Science

Exoplanets and the Hunt for Alien Life

On a quiet night, when the stars settle into their ancient positions and the sky feels vast enough to swallow every worry, it’s hard not to stare upward and wonder: are we alone? Humans have been asking that question long before telescopes, before science, before language itself could properly shape it. For most of human history, those twinkling lights were simply distant fires, unreachable and unknowable. But in the past few decades, we have learned something extraordinary. Those stars are not just lights. Many of them are suns. And around many of those suns, there are planets, worlds, countless worlds.

The universe is no longer a lonely place filled with one planetary system. It is a cosmic city bursting with neighbourhoods. And in those countless worlds may be the answer to the oldest question we’ve ever asked.

The search for those distant planets, called exoplanets, has become one of the most thrilling chapters in modern science. It is a story of ingenuity, accidental breakthroughs, telescopic superpowers, and the deep human hope that somewhere out there, something or someone else is looking back.

I’m Naomi Price, and this is episode five of Compact Science. Exoplanets and the Hunt for Alien Life. 

For most of the 20th century, the existence of planets around other stars was pure speculation. Scientists suspected they must be out there, after all, our Sun has planets, so why wouldn’t other stars? But suspicion is not proof, and exoplanets were incredibly difficult to detect. They are tiny compared to stars, and they do not produce their own light. Trying to see a planet next to a star is like trying to spot a moth fluttering around a lighthouse from across the ocean.

Still, astronomers kept trying.

The breakthrough came in 1995, when Swiss astronomers Michel Mayor and Didier Queloz announced they had detected a planet orbiting the star 51 Pegasi. They hadn’t observed the planet directly, instead, they noticed the star wobbling, ever so slightly. Something with mass was tugging on it. From those gentle tugs, they deduced the presence of a massive, Jupiter-sized planet.

That first discovery shocked astronomers. The planet was nothing like anything in our own solar system. It was huge but huddled close to its star, closer than Mercury is to our Sun. It orbited in just four days. A world of scorching heat and violent winds, a “hot Jupiter.”

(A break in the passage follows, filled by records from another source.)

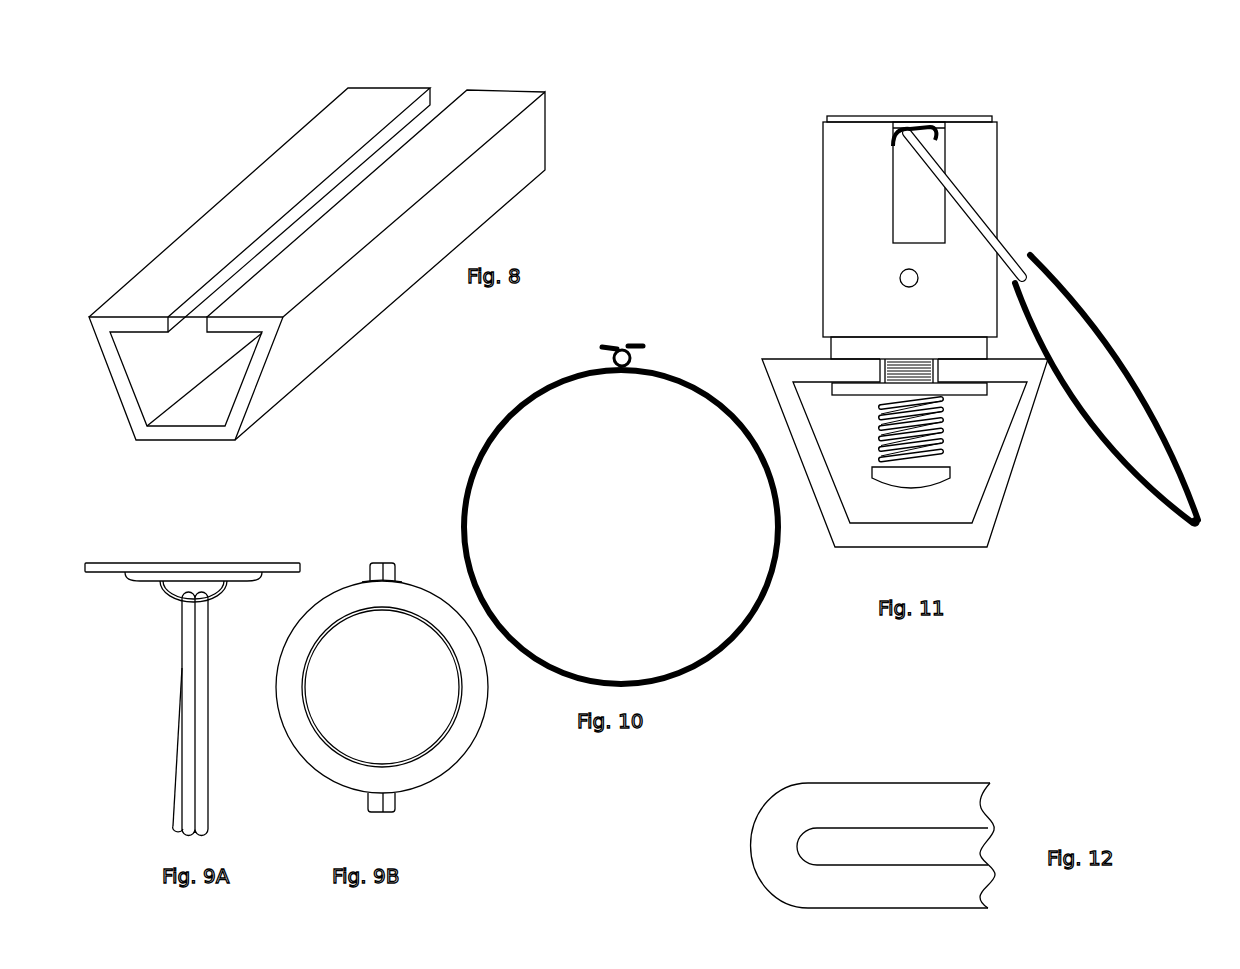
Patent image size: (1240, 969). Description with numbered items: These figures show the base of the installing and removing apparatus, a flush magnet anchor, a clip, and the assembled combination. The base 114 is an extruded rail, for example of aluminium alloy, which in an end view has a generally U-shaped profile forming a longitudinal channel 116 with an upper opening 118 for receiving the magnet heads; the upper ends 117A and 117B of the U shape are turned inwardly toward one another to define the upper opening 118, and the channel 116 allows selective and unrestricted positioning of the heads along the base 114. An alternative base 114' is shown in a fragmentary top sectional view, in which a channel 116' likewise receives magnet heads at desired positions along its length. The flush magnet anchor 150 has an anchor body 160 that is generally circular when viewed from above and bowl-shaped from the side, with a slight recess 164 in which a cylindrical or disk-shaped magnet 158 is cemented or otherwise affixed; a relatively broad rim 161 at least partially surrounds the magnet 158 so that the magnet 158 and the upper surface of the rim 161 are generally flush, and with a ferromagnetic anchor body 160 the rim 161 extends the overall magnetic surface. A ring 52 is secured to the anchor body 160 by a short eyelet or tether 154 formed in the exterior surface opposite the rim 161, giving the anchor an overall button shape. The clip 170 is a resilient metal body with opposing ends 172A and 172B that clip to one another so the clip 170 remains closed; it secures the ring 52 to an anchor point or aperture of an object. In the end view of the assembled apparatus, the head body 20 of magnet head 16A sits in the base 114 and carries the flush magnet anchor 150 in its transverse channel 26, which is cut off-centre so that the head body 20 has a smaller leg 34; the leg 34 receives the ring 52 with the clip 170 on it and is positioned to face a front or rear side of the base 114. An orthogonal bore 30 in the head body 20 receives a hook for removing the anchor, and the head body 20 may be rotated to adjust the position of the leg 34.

In FIG. 8, the base 114 is at (317, 266).
In FIG. 11, the base 114 is at (905, 453).
In FIG. 12, the base 114' is at (873, 845).
In FIG. 8, the longitudinal channel 116 is at (204, 405).
In FIG. 12, the channel 116' is at (892, 846).
In FIG. 8, the upper end 117A is at (294, 196).
In FIG. 8, the upper end 117B is at (413, 200).
In FIG. 8, the upper opening 118 is at (271, 241).
In FIG. 10, the upper opening 118 is at (371, 496).
In FIG. 9A, the flush magnet anchor 150 is at (129, 605).
In FIG. 9B, the flush magnet anchor 150 is at (471, 778).
In FIG. 11, the flush magnet anchor 150 is at (910, 116).
In FIG. 9A, the tether 154 is at (222, 598).
In FIG. 9B, the magnet 158 is at (400, 706).
In FIG. 9B, the anchor body 160 is at (362, 582).
In FIG. 9B, the rim 161 is at (400, 791).
In FIG. 9A, the recess 164 is at (262, 574).
In FIG. 9A, the ring 52 is at (209, 794).
In FIG. 9B, the ring 52 is at (395, 568).
In FIG. 11, the ring 52 is at (1008, 236).
In FIG. 10, the clip 170 is at (731, 628).
In FIG. 11, the clip 170 is at (1090, 329).
In FIG. 10, the end 172A is at (602, 347).
In FIG. 10, the end 172B is at (644, 346).
In FIG. 11, the magnet head 16A is at (808, 274).
In FIG. 11, the head body 20 is at (866, 298).
In FIG. 11, the transverse channel 26 is at (923, 240).
In FIG. 11, the orthogonal bore 30 is at (917, 282).
In FIG. 11, the leg 34 is at (989, 165).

Suddenly, nature wasn’t following our rules. Our solar system was not the blueprint for all others. The universe was more diverse than we had dared imagine.

And then more discoveries came. A trickle turned into a stream, and the stream soon became a flood.

In 2009, the Kepler Space Telescope launched into orbit with a singular purpose: to stare at a tiny patch of sky, monitor the brightness of thousands of stars, and look for the slightest dimming, a sign that a planet had passed in front of its star, casting a tiny shadow. This method, called the transit method, proved to be a revelation. Kepler found planet after planet after planet.

One was a world with two suns, like Tatooine in Star Wars, but real. Another was a world made almost entirely of water, a global ocean deeper than anything on Earth. Yet another was a world where glass rains sideways at thousands of miles per hour.

There were super-Earths, mini-Neptunes and rocky worlds in the warm zone where liquid water could exist.

Kepler transformed our understanding of the cosmos. Before its launch, we knew of a handful of exoplanets. After its mission, we knew thousands. And the message was clear:

Planets are everywhere.

The Milky Way alone may contain more planets than stars, perhaps hundreds of billions. And a staggering fraction of those might be rocky, Earth-sized worlds.

Which brings us to the next question: how many of those planets could support life?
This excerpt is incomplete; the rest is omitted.